Greens - Red Amaranth - Amaranthus viridus
Annual Red Amaranth variety grows beautiful red-striped edible leaves for fresh and cooked uses. This is a favorite vegetable in Chinese and Vietnamese stir-fries and the red leaves will color the dish red. Unlike many other greens, such as mustard and spinach, amaranth loves the heat so when your cool weather greens are done heat loving amaranth will keep you well supplied with tasty, highly nutritious greens.
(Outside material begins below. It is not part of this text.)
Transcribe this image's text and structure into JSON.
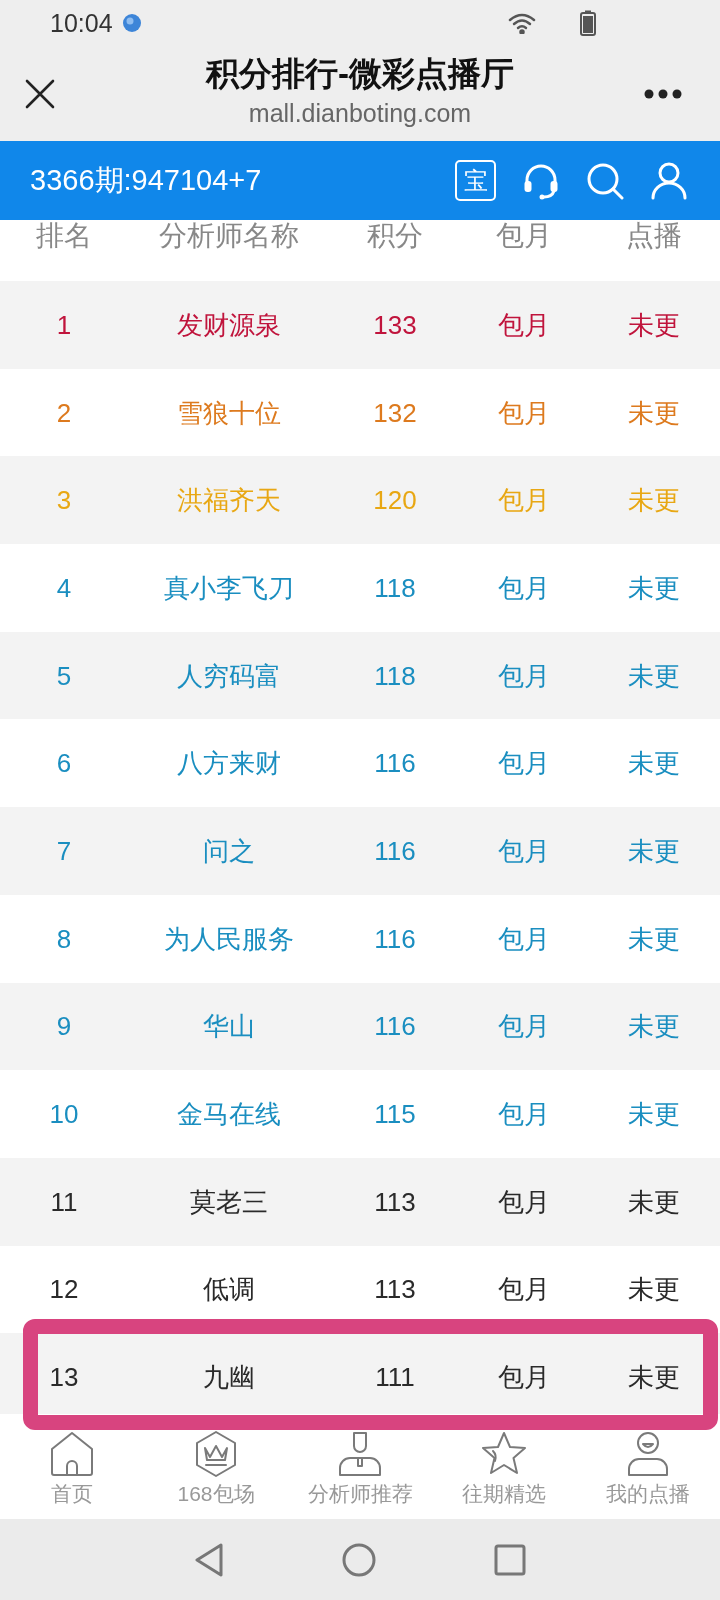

The seeds are also edible and are a protein-rich pseudo grain.
Soil and Water: Amaranth likes loam and silty loam soil. It is very drought tolerant so water only when dry.
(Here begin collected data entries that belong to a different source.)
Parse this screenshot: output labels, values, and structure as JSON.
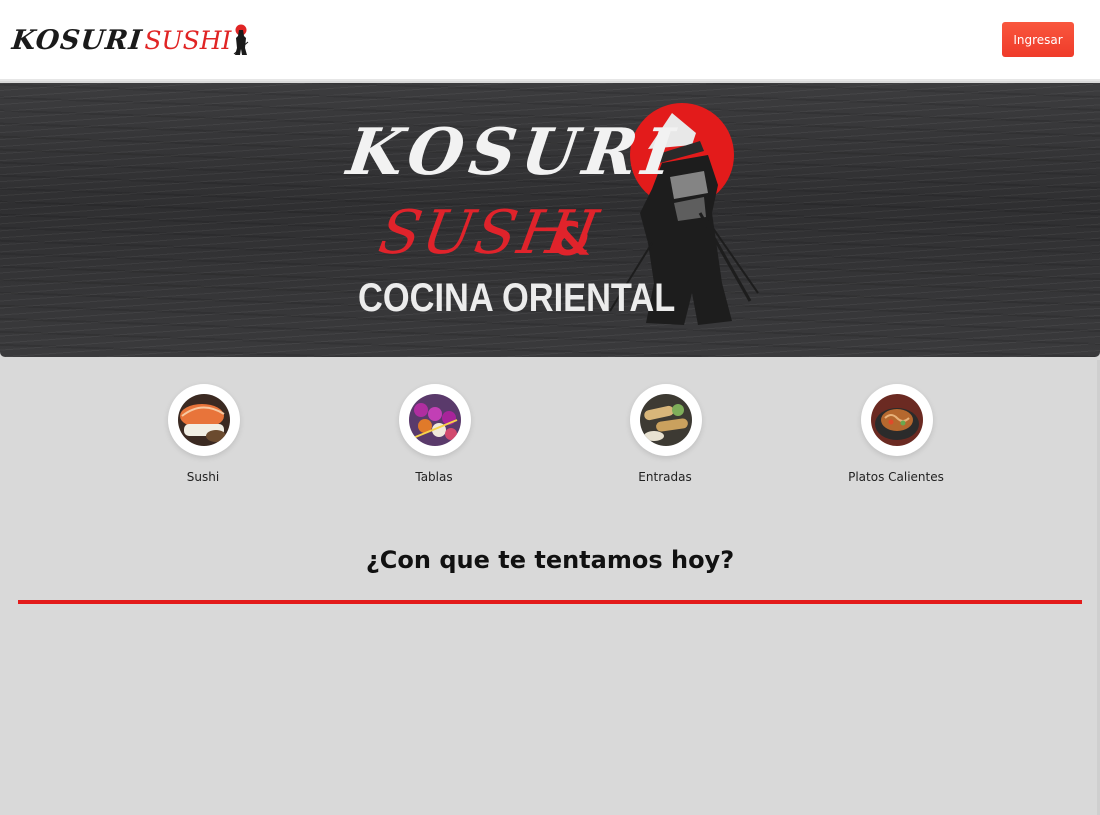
{
  "header": {
    "logo": {
      "word1": "KOSURI",
      "word2": "SUSHI",
      "icon": "samurai-icon"
    },
    "login_label": "Ingresar"
  },
  "hero": {
    "brand_word1": "KOSURI",
    "brand_word2": "SUSHI",
    "ampersand": "&",
    "tagline": "COCINA ORIENTAL",
    "art": "samurai-with-red-sun"
  },
  "categories": [
    {
      "label": "Sushi",
      "icon": "sushi-image"
    },
    {
      "label": "Tablas",
      "icon": "sushi-platter-image"
    },
    {
      "label": "Entradas",
      "icon": "spring-rolls-image"
    },
    {
      "label": "Platos Calientes",
      "icon": "hot-dish-image"
    }
  ],
  "section": {
    "title": "¿Con que te tentamos hoy?"
  },
  "colors": {
    "accent": "#e31b1b",
    "button": "#f4492f",
    "background": "#d9d9d9",
    "hero": "#343436"
  }
}
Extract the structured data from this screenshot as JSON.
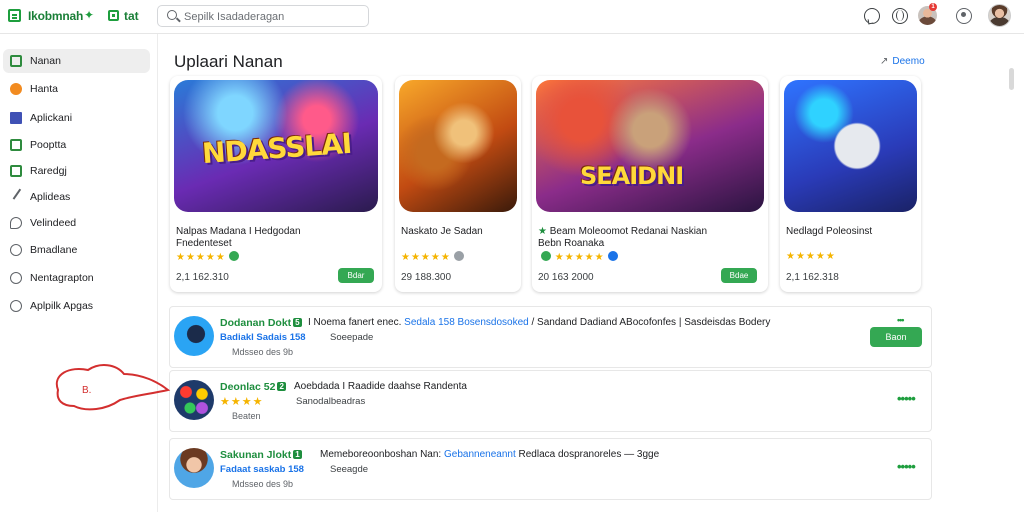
{
  "header": {
    "brand": "Ikobmnah",
    "tv_label": "tat",
    "search_placeholder": "Sepilk Isadaderagan"
  },
  "notifications": {
    "badge": "1"
  },
  "sidebar": {
    "items": [
      {
        "label": "Nanan",
        "icon": "home-icon",
        "active": true
      },
      {
        "label": "Hanta",
        "icon": "game-icon"
      },
      {
        "label": "Aplickani",
        "icon": "apps-icon"
      },
      {
        "label": "Pooptta",
        "icon": "movie-icon"
      },
      {
        "label": "Raredgj",
        "icon": "book-icon"
      },
      {
        "label": "Aplideas",
        "icon": "pen-icon"
      },
      {
        "label": "Velindeed",
        "icon": "chat-icon"
      },
      {
        "label": "Bmadlane",
        "icon": "clock-icon"
      },
      {
        "label": "Nentagrapton",
        "icon": "smile-icon"
      },
      {
        "label": "Aplpilk Apgas",
        "icon": "info-icon"
      }
    ]
  },
  "section": {
    "title": "Uplaari Nanan",
    "see_more": "Deemo"
  },
  "cards": [
    {
      "art_text": "NDASSLAI",
      "title": "Nalpas Madana I Hedgodan",
      "subtitle": "Fnedenteset",
      "stars": "★★★★★",
      "count": "2,1 162.310",
      "button": "Bdar"
    },
    {
      "art_text": "",
      "title": "Naskato Je Sadan",
      "subtitle": "",
      "stars": "★★★★★",
      "count": "29 188.300",
      "button": ""
    },
    {
      "art_text": "SEAIDNI",
      "title": "Beam Moleoomot Redanai Naskian",
      "subtitle": "Bebn Roanaka",
      "stars": "",
      "count": "20 163 2000",
      "button": "Bdae"
    },
    {
      "art_text": "",
      "title": "Nedlagd Poleosinst",
      "subtitle": "",
      "stars": "★★★★★",
      "count": "2,1 162.318",
      "button": ""
    }
  ],
  "rows": [
    {
      "title": "Dodanan Dokt",
      "badge": "5",
      "desc_plain": "I Noema fanert enec.",
      "desc_link": "Sedala 158 Bosensdosoked",
      "desc_tail": "/ Sandand Dadiand ABocofonfes | Sasdeisdas Bodery",
      "sub": "Badiakl Sadais 158",
      "sub_right": "Soeepade",
      "sub2": "Mdsseo des 9b",
      "button": "Baon",
      "dots": ""
    },
    {
      "title": "Deonlac 52",
      "badge": "2",
      "desc_plain": "Aoebdada I Raadide daahse Randenta",
      "desc_link": "",
      "desc_tail": "",
      "sub": "",
      "sub_right": "Sanodalbeadras",
      "sub2": "Beaten",
      "stars": "★★★★",
      "button": "",
      "dots": "•••••"
    },
    {
      "title": "Sakunan Jlokt",
      "badge": "1",
      "desc_plain": "Memeboreoonboshan Nan:",
      "desc_link": "Gebanneneannt",
      "desc_tail": "Redlaca dospranoreles — 3gge",
      "sub": "Fadaat saskab 158",
      "sub_right": "Seeagde",
      "sub2": "Mdsseo des 9b",
      "button": "",
      "dots": "•••••"
    }
  ],
  "annotation": {
    "label": "B.",
    "color": "#d32f2f"
  }
}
Planting and Growing: Direct seed after soil has begun to warm in spring. The seed is very fine so you can mix it with a carrier like sand or coffee grounds. Scatter the seed and rake it in lightly.
Harvesting and Storage: For greens, harvest before flowers appear. You can harvest the entire plant. For seeds harvest after flowers have turned to seed, by cutting the stalk and letting it cure for a few days in a sunny location. Bring it in at night to avoid moisture. Once dried, shake into a paper bag and filter with a sieve.
Did You Know? Amaranth leaves contain three times the calcium and five times the niacin of spinach leaves.
Soil Temperature: 60-90°F
Planting Depth: 3/8"
Germination: 3-10 Days
Height At Maturity: 3'-6'
Sun/Shade: Full Sun
Spacing After Thinning: 6"-18"
Approx Seeds per Pack: 250 Seeds
4 x 8 x 0.5 inches.
0.3 pounds.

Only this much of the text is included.